Sei, caro leitor, que um tuíte – como aquele que, aliás, já tuitei – bastaria para defenestrar o referido verbete em sua corrente porca acepção, mas é preciso preencher aqui ao menos umas 300 palavras, de modos que Dudu, o diagramador, não me venha no WhatsApp com um “noooossa, você escreveu só issssooo??” seguido de uma figurinha parecida com Marceline, de “Hora da aventura”, esfregando um ferro de passar roupa na barriga. A legenda: “passada”.
Sou escravo do papel, Dudu é meu capataz.
Não sei se no entorno de vocês a palavra “entrega” vem sendo utilizada fora de sua aplicação mais precisa, que é a dos motoboys, dos carteiros, dos motoristas de caminhão, dos aplicativos de comida e do mercadinho da esquina. Essa é a gente, de valorosa labuta, que faz entrega. Mas agora o povo desandou a usar “entrega” pra tudo que tem a ver com desempenho.
Ouvi outro dia na televisão um rapaz dizer que o atacante Gilberto, do Bahia, era importante para o time porque “entregava muitos gols”. Ora, jovem, por favor: em futebol todo mundo sabe que quem “entrega a rapadura” é goleiro, zagueiro, volante. Negócio de atacante é fuzilar o arqueiro, sacudir o barbante, balançar as redes.
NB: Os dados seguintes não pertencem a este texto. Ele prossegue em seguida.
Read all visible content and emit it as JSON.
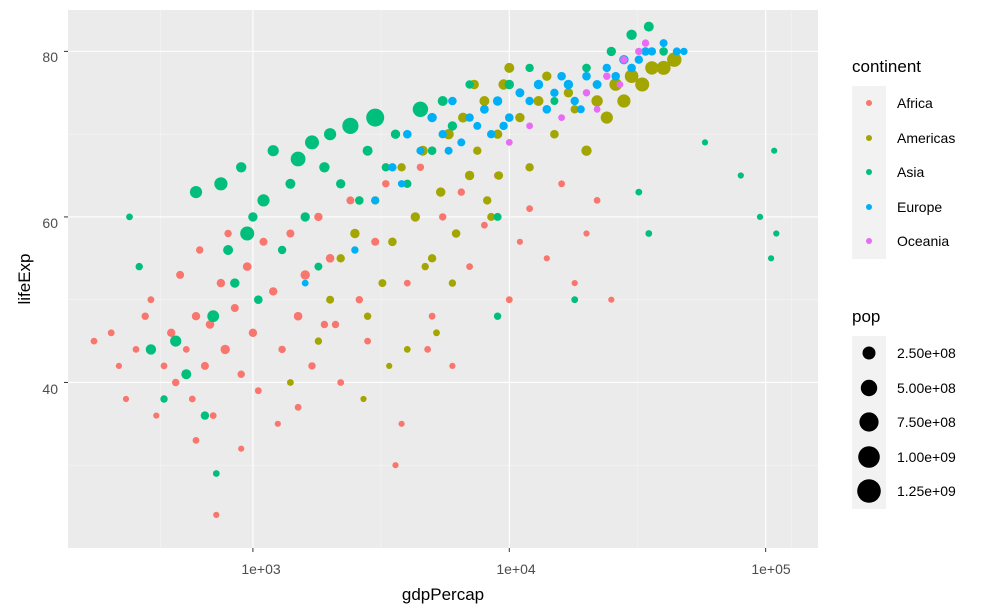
{
  "chart_data": {
    "type": "scatter",
    "xlabel": "gdpPercap",
    "ylabel": "lifeExp",
    "x_scale": "log10",
    "xlim": [
      190,
      160000
    ],
    "ylim": [
      20,
      85
    ],
    "x_ticks": [
      1000,
      10000,
      100000
    ],
    "x_tick_labels": [
      "1e+03",
      "1e+04",
      "1e+05"
    ],
    "y_ticks": [
      40,
      60,
      80
    ],
    "y_tick_labels": [
      "40",
      "60",
      "80"
    ],
    "grid": true,
    "background": "#ebebeb",
    "legend_position": "right",
    "color_legend": {
      "title": "continent",
      "entries": [
        {
          "label": "Africa",
          "color": "#F8766D"
        },
        {
          "label": "Americas",
          "color": "#A3A500"
        },
        {
          "label": "Asia",
          "color": "#00BF7D"
        },
        {
          "label": "Europe",
          "color": "#00B0F6"
        },
        {
          "label": "Oceania",
          "color": "#E76BF3"
        }
      ]
    },
    "size_legend": {
      "title": "pop",
      "entries": [
        {
          "label": "2.50e+08",
          "value": 250000000
        },
        {
          "label": "5.00e+08",
          "value": 500000000
        },
        {
          "label": "7.50e+08",
          "value": 750000000
        },
        {
          "label": "1.00e+09",
          "value": 1000000000
        },
        {
          "label": "1.25e+09",
          "value": 1250000000
        }
      ]
    },
    "series": [
      {
        "name": "Africa",
        "points": [
          [
            240,
            45,
            0.02
          ],
          [
            280,
            46,
            0.02
          ],
          [
            300,
            42,
            0.01
          ],
          [
            320,
            38,
            0.01
          ],
          [
            350,
            44,
            0.02
          ],
          [
            380,
            48,
            0.03
          ],
          [
            400,
            50,
            0.02
          ],
          [
            420,
            36,
            0.01
          ],
          [
            450,
            42,
            0.02
          ],
          [
            480,
            46,
            0.05
          ],
          [
            500,
            40,
            0.03
          ],
          [
            520,
            53,
            0.04
          ],
          [
            550,
            44,
            0.02
          ],
          [
            580,
            38,
            0.02
          ],
          [
            600,
            48,
            0.05
          ],
          [
            620,
            56,
            0.03
          ],
          [
            650,
            42,
            0.04
          ],
          [
            680,
            47,
            0.06
          ],
          [
            700,
            36,
            0.02
          ],
          [
            720,
            24,
            0.01
          ],
          [
            750,
            52,
            0.05
          ],
          [
            780,
            44,
            0.08
          ],
          [
            800,
            58,
            0.03
          ],
          [
            850,
            49,
            0.04
          ],
          [
            900,
            41,
            0.03
          ],
          [
            950,
            54,
            0.06
          ],
          [
            1000,
            46,
            0.05
          ],
          [
            1050,
            39,
            0.02
          ],
          [
            1100,
            57,
            0.04
          ],
          [
            1200,
            51,
            0.05
          ],
          [
            1300,
            44,
            0.03
          ],
          [
            1400,
            58,
            0.04
          ],
          [
            1500,
            48,
            0.06
          ],
          [
            1600,
            53,
            0.08
          ],
          [
            1700,
            42,
            0.03
          ],
          [
            1800,
            60,
            0.05
          ],
          [
            1900,
            47,
            0.03
          ],
          [
            2000,
            55,
            0.06
          ],
          [
            2200,
            40,
            0.02
          ],
          [
            2400,
            62,
            0.04
          ],
          [
            2600,
            50,
            0.03
          ],
          [
            2800,
            45,
            0.02
          ],
          [
            3000,
            57,
            0.04
          ],
          [
            3300,
            64,
            0.03
          ],
          [
            3600,
            30,
            0.01
          ],
          [
            4000,
            52,
            0.02
          ],
          [
            4500,
            66,
            0.03
          ],
          [
            5000,
            48,
            0.02
          ],
          [
            5500,
            60,
            0.03
          ],
          [
            6000,
            42,
            0.01
          ],
          [
            6500,
            63,
            0.03
          ],
          [
            7000,
            54,
            0.02
          ],
          [
            8000,
            59,
            0.02
          ],
          [
            9000,
            65,
            0.03
          ],
          [
            10000,
            50,
            0.02
          ],
          [
            11000,
            57,
            0.01
          ],
          [
            12000,
            61,
            0.02
          ],
          [
            14000,
            55,
            0.01
          ],
          [
            16000,
            64,
            0.02
          ],
          [
            18000,
            52,
            0.01
          ],
          [
            20000,
            58,
            0.01
          ],
          [
            22000,
            62,
            0.02
          ],
          [
            25000,
            50,
            0.01
          ],
          [
            3800,
            35,
            0.01
          ],
          [
            4800,
            44,
            0.02
          ],
          [
            1250,
            35,
            0.01
          ],
          [
            600,
            33,
            0.02
          ],
          [
            900,
            32,
            0.01
          ],
          [
            1500,
            37,
            0.02
          ],
          [
            2100,
            47,
            0.03
          ]
        ]
      },
      {
        "name": "Americas",
        "points": [
          [
            1400,
            40,
            0.02
          ],
          [
            1800,
            45,
            0.03
          ],
          [
            2000,
            50,
            0.04
          ],
          [
            2200,
            55,
            0.05
          ],
          [
            2500,
            58,
            0.08
          ],
          [
            2800,
            48,
            0.03
          ],
          [
            3000,
            62,
            0.05
          ],
          [
            3200,
            52,
            0.04
          ],
          [
            3500,
            57,
            0.06
          ],
          [
            3800,
            66,
            0.05
          ],
          [
            4000,
            44,
            0.02
          ],
          [
            4300,
            60,
            0.08
          ],
          [
            4600,
            68,
            0.1
          ],
          [
            5000,
            55,
            0.05
          ],
          [
            5400,
            63,
            0.08
          ],
          [
            5800,
            70,
            0.12
          ],
          [
            6200,
            58,
            0.06
          ],
          [
            6600,
            72,
            0.1
          ],
          [
            7000,
            65,
            0.08
          ],
          [
            7500,
            68,
            0.05
          ],
          [
            8000,
            74,
            0.1
          ],
          [
            8500,
            60,
            0.04
          ],
          [
            9000,
            70,
            0.08
          ],
          [
            9500,
            76,
            0.12
          ],
          [
            10000,
            78,
            0.1
          ],
          [
            11000,
            72,
            0.08
          ],
          [
            12000,
            66,
            0.05
          ],
          [
            13000,
            74,
            0.1
          ],
          [
            15000,
            70,
            0.06
          ],
          [
            17000,
            75,
            0.08
          ],
          [
            20000,
            68,
            0.12
          ],
          [
            22000,
            74,
            0.16
          ],
          [
            24000,
            72,
            0.2
          ],
          [
            26000,
            76,
            0.22
          ],
          [
            28000,
            74,
            0.25
          ],
          [
            30000,
            77,
            0.28
          ],
          [
            33000,
            76,
            0.3
          ],
          [
            36000,
            78,
            0.26
          ],
          [
            40000,
            78,
            0.3
          ],
          [
            44000,
            79,
            0.32
          ],
          [
            5200,
            46,
            0.02
          ],
          [
            3400,
            42,
            0.01
          ],
          [
            6000,
            52,
            0.03
          ],
          [
            8200,
            62,
            0.05
          ],
          [
            7300,
            76,
            0.08
          ],
          [
            9100,
            65,
            0.06
          ],
          [
            4700,
            54,
            0.03
          ],
          [
            2700,
            38,
            0.01
          ],
          [
            18000,
            73,
            0.05
          ],
          [
            14000,
            77,
            0.08
          ]
        ]
      },
      {
        "name": "Asia",
        "points": [
          [
            330,
            60,
            0.02
          ],
          [
            360,
            54,
            0.03
          ],
          [
            400,
            44,
            0.12
          ],
          [
            450,
            38,
            0.03
          ],
          [
            500,
            45,
            0.15
          ],
          [
            550,
            41,
            0.1
          ],
          [
            600,
            63,
            0.2
          ],
          [
            650,
            36,
            0.05
          ],
          [
            700,
            48,
            0.18
          ],
          [
            720,
            29,
            0.02
          ],
          [
            750,
            64,
            0.25
          ],
          [
            800,
            56,
            0.1
          ],
          [
            850,
            52,
            0.08
          ],
          [
            900,
            66,
            0.12
          ],
          [
            950,
            58,
            0.3
          ],
          [
            1000,
            60,
            0.08
          ],
          [
            1050,
            50,
            0.06
          ],
          [
            1100,
            62,
            0.2
          ],
          [
            1200,
            68,
            0.15
          ],
          [
            1300,
            56,
            0.05
          ],
          [
            1400,
            64,
            0.1
          ],
          [
            1500,
            67,
            0.35
          ],
          [
            1600,
            60,
            0.08
          ],
          [
            1700,
            69,
            0.3
          ],
          [
            1800,
            54,
            0.04
          ],
          [
            1900,
            66,
            0.12
          ],
          [
            2000,
            70,
            0.2
          ],
          [
            2200,
            64,
            0.08
          ],
          [
            2400,
            71,
            0.45
          ],
          [
            2600,
            62,
            0.06
          ],
          [
            2800,
            68,
            0.1
          ],
          [
            3000,
            72,
            0.6
          ],
          [
            3300,
            66,
            0.05
          ],
          [
            3600,
            70,
            0.08
          ],
          [
            4000,
            64,
            0.05
          ],
          [
            4500,
            73,
            0.4
          ],
          [
            5000,
            68,
            0.06
          ],
          [
            5500,
            74,
            0.1
          ],
          [
            6000,
            71,
            0.08
          ],
          [
            7000,
            76,
            0.05
          ],
          [
            8000,
            73,
            0.06
          ],
          [
            9000,
            60,
            0.04
          ],
          [
            10000,
            76,
            0.08
          ],
          [
            12000,
            78,
            0.05
          ],
          [
            15000,
            74,
            0.04
          ],
          [
            20000,
            78,
            0.06
          ],
          [
            25000,
            80,
            0.08
          ],
          [
            30000,
            82,
            0.12
          ],
          [
            35000,
            83,
            0.1
          ],
          [
            40000,
            80,
            0.06
          ],
          [
            32000,
            63,
            0.02
          ],
          [
            35000,
            58,
            0.02
          ],
          [
            58000,
            69,
            0.01
          ],
          [
            80000,
            65,
            0.01
          ],
          [
            95000,
            60,
            0.01
          ],
          [
            105000,
            55,
            0.01
          ],
          [
            110000,
            58,
            0.01
          ],
          [
            108000,
            68,
            0.01
          ],
          [
            18000,
            50,
            0.02
          ],
          [
            9000,
            48,
            0.03
          ]
        ]
      },
      {
        "name": "Europe",
        "points": [
          [
            1600,
            52,
            0.02
          ],
          [
            2500,
            56,
            0.03
          ],
          [
            3000,
            62,
            0.04
          ],
          [
            3500,
            66,
            0.05
          ],
          [
            4000,
            70,
            0.06
          ],
          [
            4500,
            68,
            0.04
          ],
          [
            5000,
            72,
            0.08
          ],
          [
            5500,
            70,
            0.05
          ],
          [
            6000,
            74,
            0.06
          ],
          [
            6500,
            69,
            0.04
          ],
          [
            7000,
            72,
            0.05
          ],
          [
            7500,
            71,
            0.04
          ],
          [
            8000,
            73,
            0.06
          ],
          [
            8500,
            70,
            0.05
          ],
          [
            9000,
            74,
            0.08
          ],
          [
            10000,
            72,
            0.06
          ],
          [
            11000,
            75,
            0.07
          ],
          [
            12000,
            74,
            0.05
          ],
          [
            13000,
            76,
            0.08
          ],
          [
            14000,
            73,
            0.06
          ],
          [
            15000,
            75,
            0.05
          ],
          [
            16000,
            77,
            0.06
          ],
          [
            17000,
            76,
            0.08
          ],
          [
            18000,
            74,
            0.05
          ],
          [
            20000,
            77,
            0.06
          ],
          [
            22000,
            76,
            0.07
          ],
          [
            24000,
            78,
            0.05
          ],
          [
            26000,
            77,
            0.06
          ],
          [
            28000,
            79,
            0.08
          ],
          [
            30000,
            78,
            0.06
          ],
          [
            32000,
            79,
            0.05
          ],
          [
            34000,
            80,
            0.06
          ],
          [
            36000,
            80,
            0.05
          ],
          [
            40000,
            81,
            0.04
          ],
          [
            45000,
            80,
            0.04
          ],
          [
            48000,
            80,
            0.03
          ],
          [
            3800,
            64,
            0.03
          ],
          [
            5800,
            68,
            0.04
          ],
          [
            9500,
            71,
            0.05
          ],
          [
            19000,
            73,
            0.04
          ]
        ]
      },
      {
        "name": "Oceania",
        "points": [
          [
            10000,
            69,
            0.02
          ],
          [
            12000,
            71,
            0.02
          ],
          [
            16000,
            72,
            0.02
          ],
          [
            20000,
            75,
            0.03
          ],
          [
            24000,
            77,
            0.03
          ],
          [
            28000,
            79,
            0.03
          ],
          [
            32000,
            80,
            0.03
          ],
          [
            34000,
            81,
            0.03
          ],
          [
            22000,
            73,
            0.02
          ],
          [
            27000,
            76,
            0.02
          ]
        ]
      }
    ]
  }
}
A língua é viva mas não merece sangrar assim.
Minha memória mais antiga do atual desvirtuamento da “entrega” tem raízes aqui na redação desta Tribuna. Um profissional da área de vendas – logo, vítima de contágio, pois geralmente essas marmotas da linguagem surgem no seio do marketing e da publicidade – que dizia “precisamos melhorar nossa entrega”, “não estamos entregando o que prometemos” etc. De lá pra cá a coisa se avolumou, saiu de controle, invadiu o jornalismo, o tarô, a psicologia, o jogo do bicho, a educação e dentro em pouco ouviremos crianças dizendo “não, mãe, eu juro que vou entregar notas melhores no próximo boletim” e amantes retrucando “vou-me embora pois você não entrega a paixão que mereço”.
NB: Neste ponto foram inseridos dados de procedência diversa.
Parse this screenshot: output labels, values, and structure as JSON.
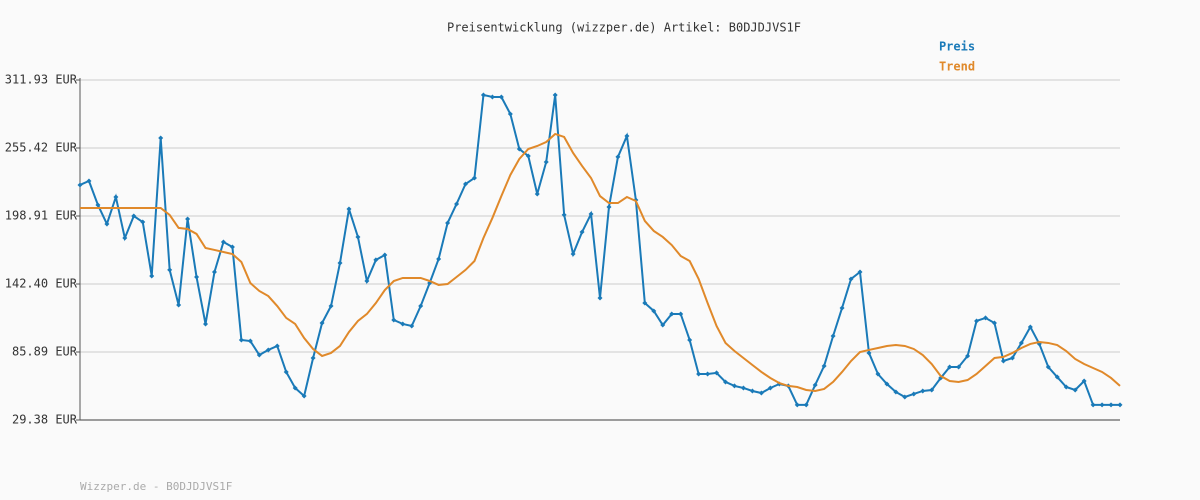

Foi Ferreira Gullar que certa feita imaginou um gatilho (esse gatilho pode, tá?) na garganta do cidadão. E esse gatilho dispararia toda vez que o indivíduo pronunciasse “eu te amo” mentindo. Bum!, sua cabeça iria pelos ares. Cheguei a considerar uma boa alternativa para o uso inconveniente de “entrega”. Todavia, assim como o grande poeta abandonou a ideia, quem sou eu para me fiar a algum radicalismo. Até porque teria de me juntar a Dona Sônia e ajudar a catar muitos miolos no carpete daqui.